Each of us took turns over the past 43 years running the Environmental Protection Agency. We served Republican presidents, but we have a message that transcends political affiliation: The United States must move now on substantive steps to curb climate change, at home and internationally.
There is no longer any credible scientific debate about the basic facts: Our world continues to warm, with the last decade the hottest in modern records, and the deep ocean warming faster than the earth's atmosphere. Sea level is rising. Arctic Sea ice is melting years faster than projected.
The costs of inaction are undeniable. The lines of scientific evidence grow only stronger and more numerous. And the window of time remaining to act is growing smaller: Delay could mean that warming becomes "locked in."
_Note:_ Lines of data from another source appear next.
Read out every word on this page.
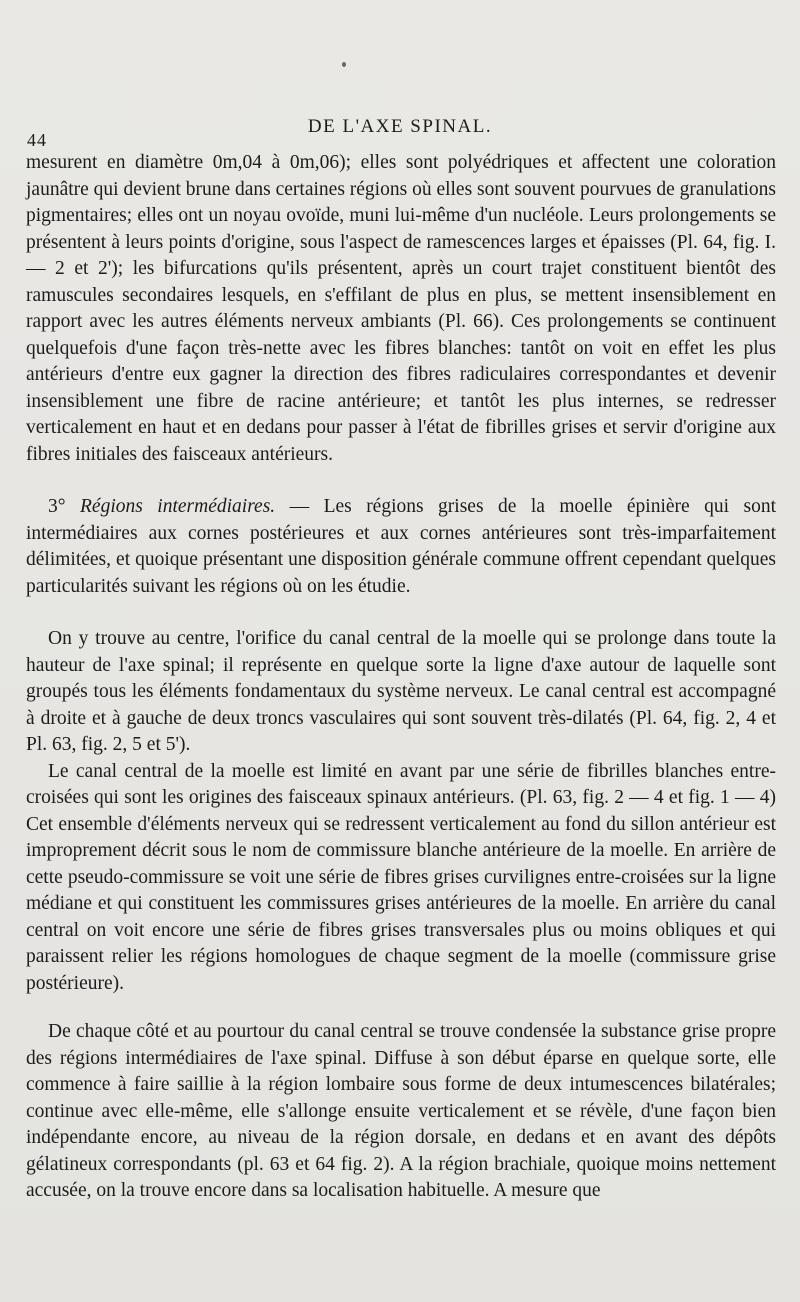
44
DE L'AXE SPINAL.

mesurent en diamètre 0m,04 à 0m,06); elles sont polyédriques et affectent une coloration jaunâtre qui devient brune dans certaines régions où elles sont souvent pourvues de granulations pigmentaires; elles ont un noyau ovoïde, muni lui-même d'un nucléole. Leurs prolongements se présentent à leurs points d'origine, sous l'aspect de ramescences larges et épaisses (Pl. 64, fig. I. — 2 et 2'); les bifurcations qu'ils présentent, après un court trajet constituent bientôt des ramuscules secondaires lesquels, en s'effilant de plus en plus, se mettent insensiblement en rapport avec les autres éléments nerveux ambiants (Pl. 66). Ces prolongements se continuent quelquefois d'une façon très-nette avec les fibres blanches: tantôt on voit en effet les plus antérieurs d'entre eux gagner la direction des fibres radiculaires correspondantes et devenir insensiblement une fibre de racine antérieure; et tantôt les plus internes, se redresser verticalement en haut et en dedans pour passer à l'état de fibrilles grises et servir d'origine aux fibres initiales des faisceaux antérieurs.

3° Régions intermédiaires. — Les régions grises de la moelle épinière qui sont intermédiaires aux cornes postérieures et aux cornes antérieures sont très-imparfaitement délimitées, et quoique présentant une disposition générale commune offrent cependant quelques particularités suivant les régions où on les étudie.

On y trouve au centre, l'orifice du canal central de la moelle qui se prolonge dans toute la hauteur de l'axe spinal; il représente en quelque sorte la ligne d'axe autour de laquelle sont groupés tous les éléments fondamentaux du système nerveux. Le canal central est accompagné à droite et à gauche de deux troncs vasculaires qui sont souvent très-dilatés (Pl. 64, fig. 2, 4 et Pl. 63, fig. 2, 5 et 5').

Le canal central de la moelle est limité en avant par une série de fibrilles blanches entre-croisées qui sont les origines des faisceaux spinaux antérieurs. (Pl. 63, fig. 2 — 4 et fig. 1 — 4) Cet ensemble d'éléments nerveux qui se redressent verticalement au fond du sillon antérieur est improprement décrit sous le nom de commissure blanche antérieure de la moelle. En arrière de cette pseudo-commissure se voit une série de fibres grises curvilignes entre-croisées sur la ligne médiane et qui constituent les commissures grises antérieures de la moelle. En arrière du canal central on voit encore une série de fibres grises transversales plus ou moins obliques et qui paraissent relier les régions homologues de chaque segment de la moelle (commissure grise postérieure).

De chaque côté et au pourtour du canal central se trouve condensée la substance grise propre des régions intermédiaires de l'axe spinal. Diffuse à son début éparse en quelque sorte, elle commence à faire saillie à la région lombaire sous forme de deux intumescences bilatérales; continue avec elle-même, elle s'allonge ensuite verticalement et se révèle, d'une façon bien indépendante encore, au niveau de la région dorsale, en dedans et en avant des dépôts gélatineux correspondants (pl. 63 et 64 fig. 2). A la région brachiale, quoique moins nettement accusée, on la trouve encore dans sa localisation habituelle. A mesure que
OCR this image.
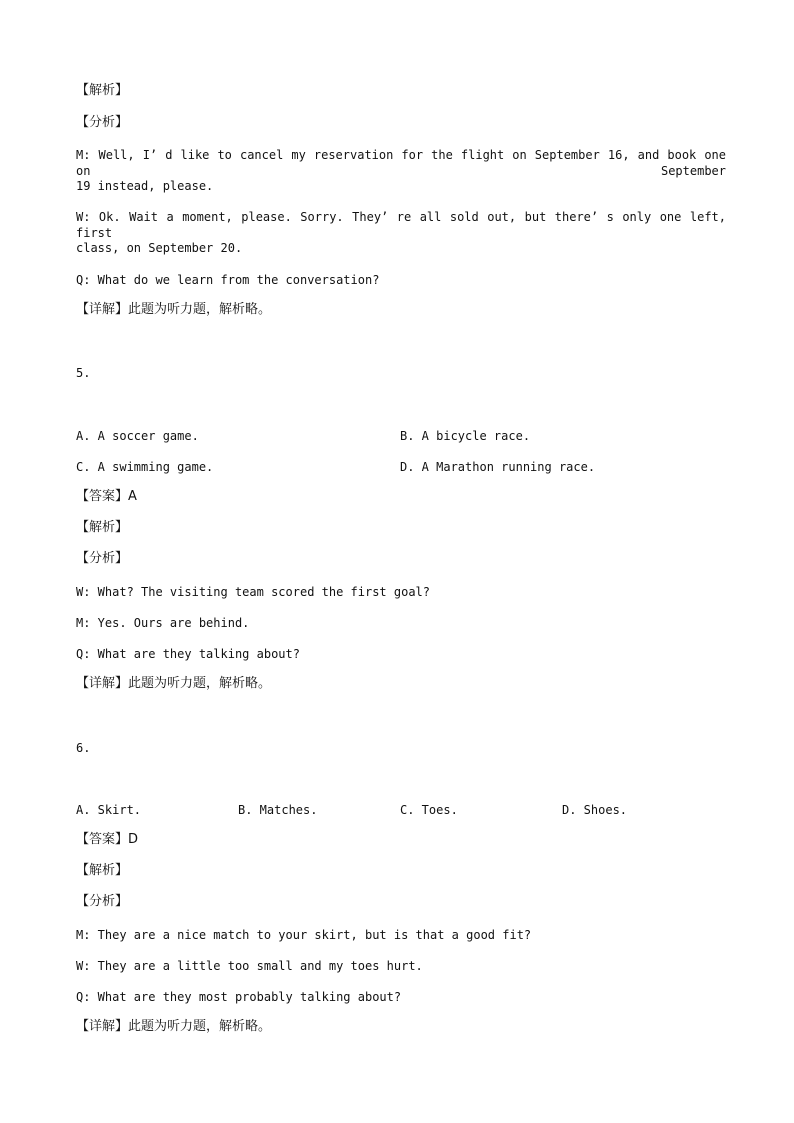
【解析】
【分析】
M: Well, I’ d like to cancel my reservation for the flight on September 16, and book one on September
19 instead, please.
W: Ok. Wait a moment, please. Sorry. They’ re all sold out, but there’ s only one left, first
class, on September 20.
Q: What do we learn from the conversation?
【详解】此题为听力题，解析略。
5.
A. A soccer game.	B. A bicycle race.
C. A swimming game.	D. A Marathon running race.
【答案】A
【解析】
【分析】
W: What? The visiting team scored the first goal?
M: Yes. Ours are behind.
Q: What are they talking about?
【详解】此题为听力题，解析略。
6.
A. Skirt.	B. Matches.	C. Toes.	D. Shoes.
【答案】D
【解析】
【分析】
M: They are a nice match to your skirt, but is that a good fit?
W: They are a little too small and my toes hurt.
Q: What are they most probably talking about?
【详解】此题为听力题，解析略。
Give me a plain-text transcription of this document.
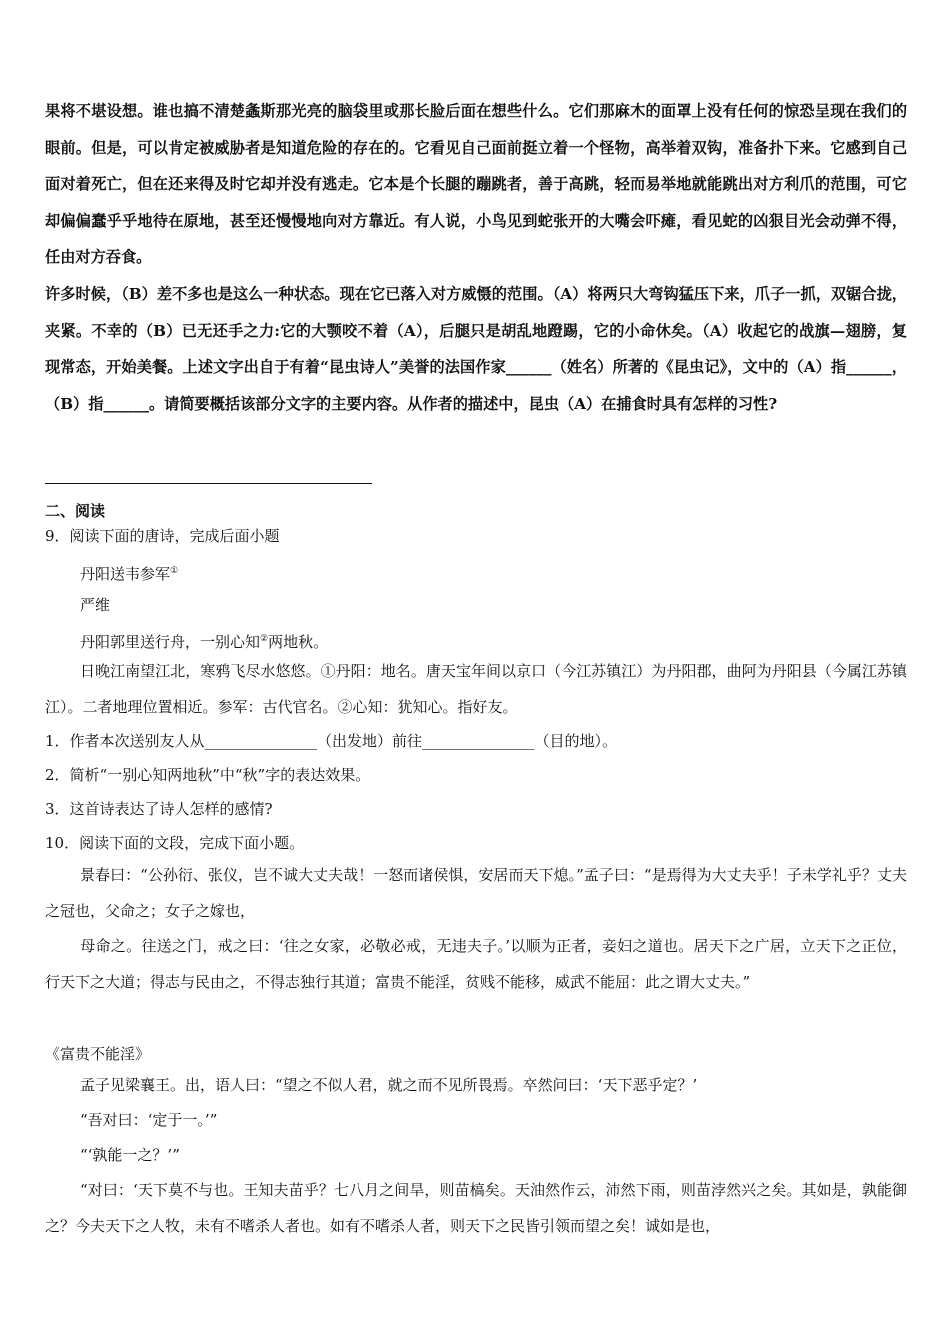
果将不堪设想。谁也搞不清楚螽斯那光亮的脑袋里或那长脸后面在想些什么。它们那麻木的面罩上没有任何的惊恐呈现在我们的眼前。但是，可以肯定被威胁者是知道危险的存在的。它看见自己面前挺立着一个怪物，高举着双钩，准备扑下来。它感到自己面对着死亡，但在还来得及时它却并没有逃走。它本是个长腿的蹦跳者，善于高跳，轻而易举地就能跳出对方利爪的范围，可它却偏偏蠢乎乎地待在原地，甚至还慢慢地向对方靠近。有人说，小鸟见到蛇张开的大嘴会吓瘫，看见蛇的凶狠目光会动弹不得，任由对方吞食。
许多时候，（B）差不多也是这么一种状态。现在它已落入对方威慑的范围。（A）将两只大弯钩猛压下来，爪子一抓，双锯合拢，夹紧。不幸的（B）已无还手之力:它的大颚咬不着（A），后腿只是胡乱地蹬踢，它的小命休矣。（A）收起它的战旗—翅膀，复现常态，开始美餐。上述文字出自于有着“昆虫诗人”美誉的法国作家______（姓名）所著的《昆虫记》，文中的（A）指______，（B）指______。请简要概括该部分文字的主要内容。从作者的描述中，昆虫（A）在捕食时具有怎样的习性?
二、阅读
9．阅读下面的唐诗，完成后面小题
丹阳送韦参军①
严维
丹阳郭里送行舟，一别心知②两地秋。
日晚江南望江北，寒鸦飞尽水悠悠。①丹阳：地名。唐天宝年间以京口（今江苏镇江）为丹阳郡，曲阿为丹阳县（今属江苏镇江）。二者地理位置相近。参军：古代官名。②心知：犹知心。指好友。
1．作者本次送别友人从_______________（出发地）前往_______________（目的地）。
2．简析“一别心知两地秋”中“秋”字的表达效果。
3．这首诗表达了诗人怎样的感情?
10．阅读下面的文段，完成下面小题。
景春曰：“公孙衍、张仪，岂不诚大丈夫哉！一怒而诸侯惧，安居而天下熄。”孟子曰：“是焉得为大丈夫乎！子未学礼乎？丈夫之冠也，父命之；女子之嫁也，
母命之。往送之门，戒之曰：‘往之女家，必敬必戒，无违夫子。’以顺为正者，妾妇之道也。居天下之广居，立天下之正位，行天下之大道；得志与民由之，不得志独行其道；富贵不能淫，贫贱不能移，威武不能屈：此之谓大丈夫。”
《富贵不能淫》
孟子见梁襄王。出，语人曰：“望之不似人君，就之而不见所畏焉。卒然问曰：‘天下恶乎定？’
“吾对曰：‘定于一。’”
“‘孰能一之？’”
“对曰：‘天下莫不与也。王知夫苗乎？七八月之间旱，则苗槁矣。天油然作云，沛然下雨，则苗浡然兴之矣。其如是，孰能御之？今夫天下之人牧，未有不嗜杀人者也。如有不嗜杀人者，则天下之民皆引领而望之矣！诚如是也，
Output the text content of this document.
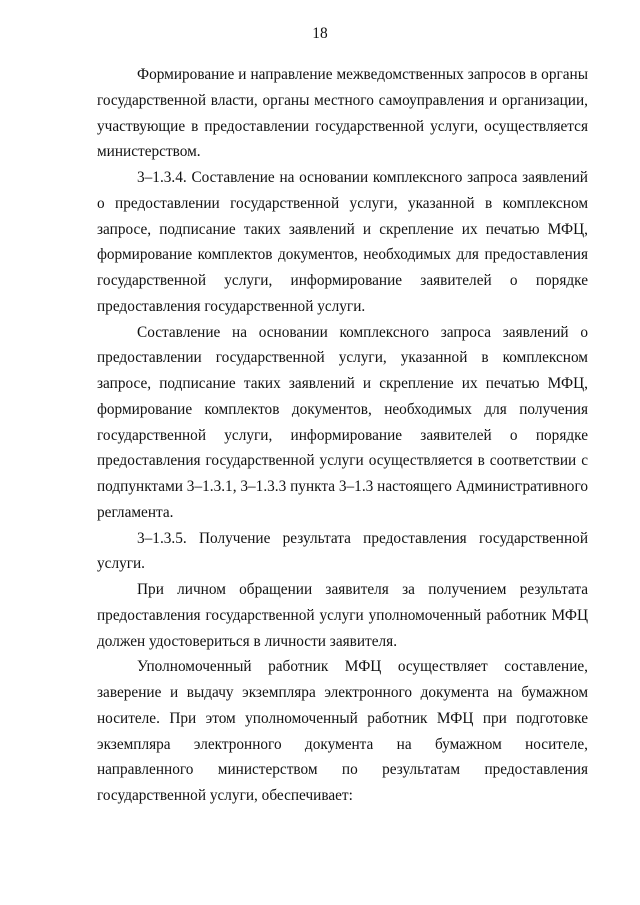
18

Формирование и направление межведомственных запросов в органы государственной власти, органы местного самоуправления и организации, участвующие в предоставлении государственной услуги, осуществляется министерством.

3–1.3.4. Составление на основании комплексного запроса заявлений о предоставлении государственной услуги, указанной в комплексном запросе, подписание таких заявлений и скрепление их печатью МФЦ, формирование комплектов документов, необходимых для предоставления государственной услуги, информирование заявителей о порядке предоставления государственной услуги.

Составление на основании комплексного запроса заявлений о предоставлении государственной услуги, указанной в комплексном запросе, подписание таких заявлений и скрепление их печатью МФЦ, формирование комплектов документов, необходимых для получения государственной услуги, информирование заявителей о порядке предоставления государственной услуги осуществляется в соответствии с подпунктами 3–1.3.1, 3–1.3.3 пункта 3–1.3 настоящего Административного регламента.

3–1.3.5. Получение результата предоставления государственной услуги.

При личном обращении заявителя за получением результата предоставления государственной услуги уполномоченный работник МФЦ должен удостовериться в личности заявителя.

Уполномоченный работник МФЦ осуществляет составление, заверение и выдачу экземпляра электронного документа на бумажном носителе. При этом уполномоченный работник МФЦ при подготовке экземпляра электронного документа на бумажном носителе, направленного министерством по результатам предоставления государственной услуги, обеспечивает:
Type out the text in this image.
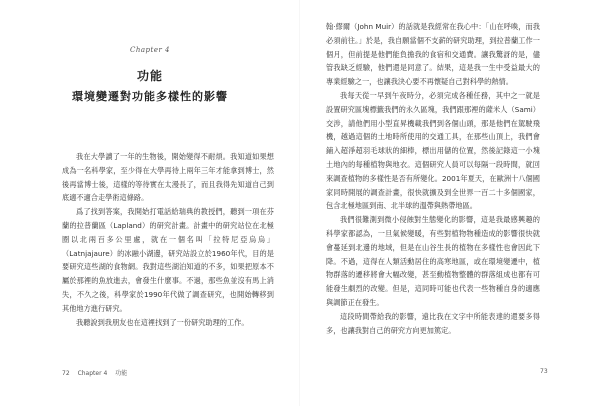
Chapter 4
功能
環境變遷對功能多樣性的影響

我在大學讀了一年的生物後，開始變得不耐煩。我知道如果想成為一名科學家，至少得在大學再待上兩年三年才能拿到博士，然後再當博士後，這樣的等待實在太漫長了，而且我得先知道自己到底適不適合走學術這條路。

爲了找到答案，我開始打電話給瑞典的教授們，聽到一項在芬蘭的拉普蘭區（Lapland）的研究計畫。計畫中的研究站位在北極圈以北兩百多公里處，就在一個名叫「拉特尼亞烏烏」（Latnjajaure）的冰融小湖邊，研究站設立於1960年代，目的是要研究這些湖的食物網。我對這些湖泊知道的不多，如果把原本不屬於那裡的魚放進去，會發生什麼事。不過，那些魚並沒有馬上消失，不久之後，科學家於1990年代做了調查研究，也開始轉移到其他地方進行研究。

我聽說到我朋友也在這裡找到了一份研究助理的工作。

72 Chapter 4 功能

翰·繆爾（John Muir）的話就是我經常在我心中：「山在呼喚，而我必須前往。」於是，我自願當個不支薪的研究助理，到拉普蘭工作一個月，但前提是他們能負擔我的食宿和交通費。讓我驚訝的是，儘管我缺乏經驗，他們還是同意了。結果，這是我一生中受益最大的專業經驗之一，也讓我決心要不再懷疑自己對科學的熱情。

我每天從一早到午夜時分，必須完成各種任務，其中之一就是設置研究區塊標籤我們的永久區塊，我們跟那裡的薩米人（Sami）交涉，請他們用小型直昇機載我們到各個山頭，那是他們在駕駛飛機，越過這個的土地時所使用的交通工具，在那些山頂上，我們會鋪入超淨超羽毛球狀的細棒，標出用儲的位置，然後記錄這一小塊土地內的每種植物與地衣。這個研究人員可以每隔一段時間，就回來調查植物的多樣性是否有所變化。2001年夏天，在歐洲十八個國家同時開展的調查計畫，很快就擴及到全世界一百二十多個國家，包含北極地區到南、北半球的溫帶與熱帶地區。

我們很難測到微小侵蝕對生態變化的影響，這是我最感興趣的科學家都認為，一旦氣候變暖，有些對植物物種造成的影響很快就會蔓延到北邊的地域，但是在山谷生長的植物在多樣性也會因此下降。不過，這得在人類活動居住的高寒地區，或在環境變遷中，植物群落的遷移將會大幅改變，甚至動植物整體的群落組成也都有可能發生劇烈的改變。但是，這同時可能也代表一些物種自身的適應與調節正在發生。

這段時間帶給我的影響，遠比我在文字中所能表達的還要多得多，也讓我對自己的研究方向更加篤定。

73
A market-based approach, like a carbon tax, would be the best path to reducing greenhouse-gas emissions, but that is unachievable in the current political gridlock in Washington. Dealing with this political reality, President Obama's June climate action plan lays out achievable actions that would deliver real progress. He will use his executive powers to require reductions in the amount of carbon dioxide emitted by the nation's power plants and spur increased investment in clean-energy technology, which is inarguably the path we must follow to ensure a strong economy along with a livable climate.
The president also plans to use his regulatory power to limit the powerful warming chemicals known as hydrofluorocarbons and encourage the United States to join with other nations to amend the Montreal Protocol to phase out these chemicals. The landmark international treaty, which took effect in 1989, already has been hugely successful in solving the ozone problem.
Rather than argue against his proposals, our leaders in Congress should endorse them and start the overdue debate about what bigger steps are needed and how to achieve them — domestically and internationally.
As administrators of the EPA under Presidents Richard M. Nixon, Ronald Reagan, George Bush and George W. Bush, we held fast to common-sense conservative principles — protecting the health of the American people, working with the best technology available and trusting in the innovation of American business and in the market to find the best solutions for the least cost.
That approach helped us tackle major environmental challenges to our nation and the world: the pollution of our rivers, dramatized when the Cuyahoga River in Cleveland caught fire in 1969, the hole in the ozone layer and the devastation wrought by acid rain.